An array initializer takes the form of a list of values, separated by commas and enclosed between braces. The length of the array does not have to be specified, because it is implicit in the list of values. The items in an array initializer don't have to be constants. They can be variables or arbitrary expressions, provided that their values are of the appropriate type. For example, the following declaration creates an array of eight Colors. Some of the colors are given by expressions of the form "new Color(r,g,b)" instead of by constants:
Color[] palette = { Color.BLACK, Color.RED, Color.PINK, new Color(0,180,0), // dark green Color.GREEN, Color.BLUE, new Color(180,180,255), // light blue Color.WHITE };
A list initializer of this form can be used only in a declaration statement, to give an initial value to a newly declared array variable. It cannot be used in an assignment statement to assign a value to a variable that has been previously declared. However, there is another, similar notation for creating a new array that can be used in an assignment statement or passed as a parameter to a subroutine.

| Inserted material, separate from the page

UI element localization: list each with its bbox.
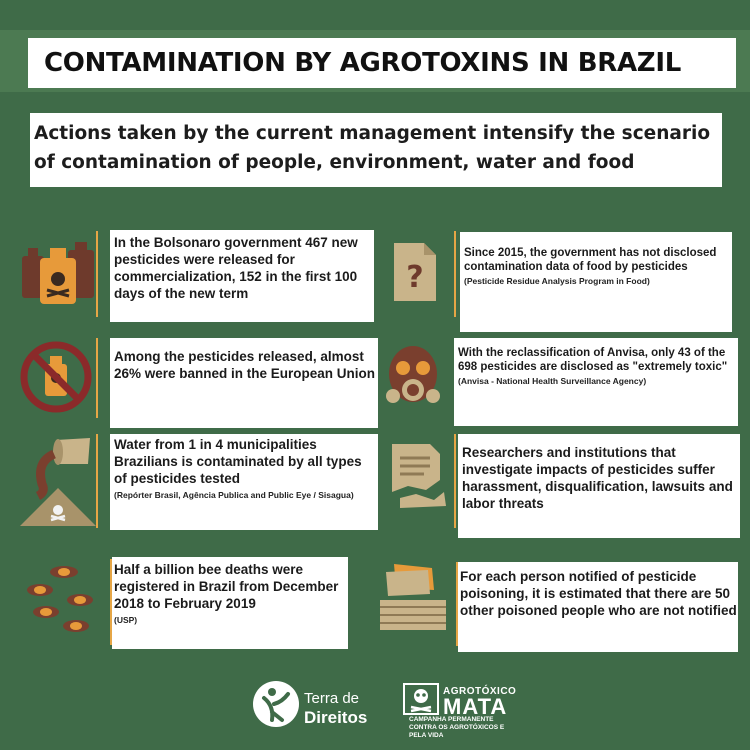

The notation uses another form of the new operator to both create and initialize a new array object at the same time. (The rather odd syntax is similar to the syntax for anonymous classes, which were discussed in Subsection 5.7.3.) For example to assign a new value to an array variable, list, that was declared previously, you could use:
list = new int[] { 1, 8, 27, 64, 125, 216, 343 };
The general syntax for this form of the new operator is
new base-type [ ] { list-of-values }
This is actually an expression whose value is a reference to a newly created array object. This means that it can be used in any context where an object of type base-type[] is expected. For example, if makeButtons is a method that takes an array of Strings as a parameter, you could say:
makeButtons( new String[] { "Stop", "Go", "Next", "Previous" } );
Being able to create and use an array "in place" in this way can be very convenient, in the same way that anonymous nested classes are convenient.
By the way, it is perfectly legal to use the "new BaseType[] { ... }" syntax instead of the array initializer syntax in the declaration of an array variable. For example, instead of saying:
int[] primes = { 2, 3, 5, 7, 11, 13, 17, 19 };
you can say, equivalently,
int[] primes = new int[] { 2, 3, 5, 7, 11, 17, 19 };
In fact, rather than use a special notation that works only in the context of declaration statements, I prefer to use the second form.
One final note: For historical reasons, an array declaration such as
int[] list;
can also be written as
int list[];
which is a syntax used in the languages C and C++. However, this alternative syntax does not really make much sense in the context of Java, and it is probably best avoided. After all, the intent is to declare a variable of a certain type, and the name of that type is "int[]". It makes sense to follow the "type-name variable-name;" syntax for such declarations.